O jogo é uma das outras estratégias utilizadas pelo professor para desenvolver competências e ajudar o aluno a adquirir os conhecimentos. É uma componente prática que motiva a criança e que lhe permite manipular materiais e estimular a aprendizagem de uma forma mais motivante e divertida (Santos, 1999). Esta estratégia pedagógica e todas as actividades lúdicas devem ser enquadradas no segundo modelo de aprendizagem do método pedagógico de ensino e aprendizagem de Marques (2001). Através do jogo, o aluno vai imitando e repetindo as acções ensinadas pelo professor e pelos colegas, treina incessantemente porque está motivado e divertido, descobre, questiona, põe hipóteses que vão estimular a aquisição de conhecimentos e aprende as regras e valores. “Pelo jogo, ela põe em acção possibilidades que dimanam da sua estrutura peculiar, realiza as potencialidades virtuais que afloram sucessivamente à superfície de seu ser, assimila-as e desenvolve-as, une-as e complica-as, coordena o seu ser e dá-lhe vigor.” (Chateau, 1975). Estas actividades podem ser realmente uma mais- valia nas estratégias pedagógicas a utilizar pelo professor, aproveitando o facto de os jogos representarem uma forma de divertimento totalmente típico da infância, ou seja, parte integrante da actividade natural de uma criança (Kishimoto, 1994 & Velasco, 1996).
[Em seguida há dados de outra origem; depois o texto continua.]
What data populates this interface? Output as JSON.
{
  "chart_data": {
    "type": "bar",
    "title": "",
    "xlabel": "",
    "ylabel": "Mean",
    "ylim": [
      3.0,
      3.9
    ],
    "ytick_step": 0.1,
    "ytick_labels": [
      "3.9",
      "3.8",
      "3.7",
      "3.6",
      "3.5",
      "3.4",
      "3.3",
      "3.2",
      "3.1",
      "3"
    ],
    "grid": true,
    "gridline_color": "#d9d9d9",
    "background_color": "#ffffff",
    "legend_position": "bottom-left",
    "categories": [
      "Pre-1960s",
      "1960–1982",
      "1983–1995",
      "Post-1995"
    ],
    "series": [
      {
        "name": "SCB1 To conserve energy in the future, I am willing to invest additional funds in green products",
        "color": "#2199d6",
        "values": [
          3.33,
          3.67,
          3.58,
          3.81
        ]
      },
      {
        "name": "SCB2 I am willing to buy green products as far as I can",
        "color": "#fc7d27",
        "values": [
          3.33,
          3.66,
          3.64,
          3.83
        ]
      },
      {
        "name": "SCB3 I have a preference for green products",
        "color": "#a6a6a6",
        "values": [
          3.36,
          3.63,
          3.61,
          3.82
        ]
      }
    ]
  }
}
É de toda a conveniência que os meios e estratégias aos quais o professor recorre para ensinar os conteúdos, sejam adequados e estejam até associados a esses mesmos conteúdos, sempre que possível (Monereo et al., 1995). Isto porque as actividades organizadas pelo professor que contemplam uma componente lúdica podem ser encaradas pelos alunos como uma simples brincadeira, mas, quando planificadas e orientadas de uma forma séria, com regras e valores bem definidos, são também encaradas pelos alunos como actividades sérias, onde eles têm de actuar de forma responsável, cumprindo as regras e assimilando os valores morais que daí advêm. Logo, cabe ao professor planear, orientar, ensinar regras e valores e corrigir, de forma que a criança encare o jogo como algo sério e responsável, para que retire dele o máximo de proveito e experiências, para que jogue, se divirta e aprenda, mas que não se corra o risco de que o jogo seja visto pela criança como um momento de relaxação e de simples

49 brincadeira. As aprendizagens serão ainda mais significativas se as crianças puderem associar certos conteúdos e temas a jogos e a divertimentos que experienciam na sua vida quotidiana, como pode ser o caso da separação de resíduos que é frequentemente encarada como uma actividade lúdica mas séria, tanto em casa como na escola.

Assim, compete ao professor proporcionar este clima de interacção e divertimento mas, e acima de tudo, de aprendizagem significativa e bem estruturada, de forma a proporcionar novas aquisições de conhecimentos e competências aos alunos ou a consolidar os conteúdos já anteriormente abordados noutras situações de aprendizagem.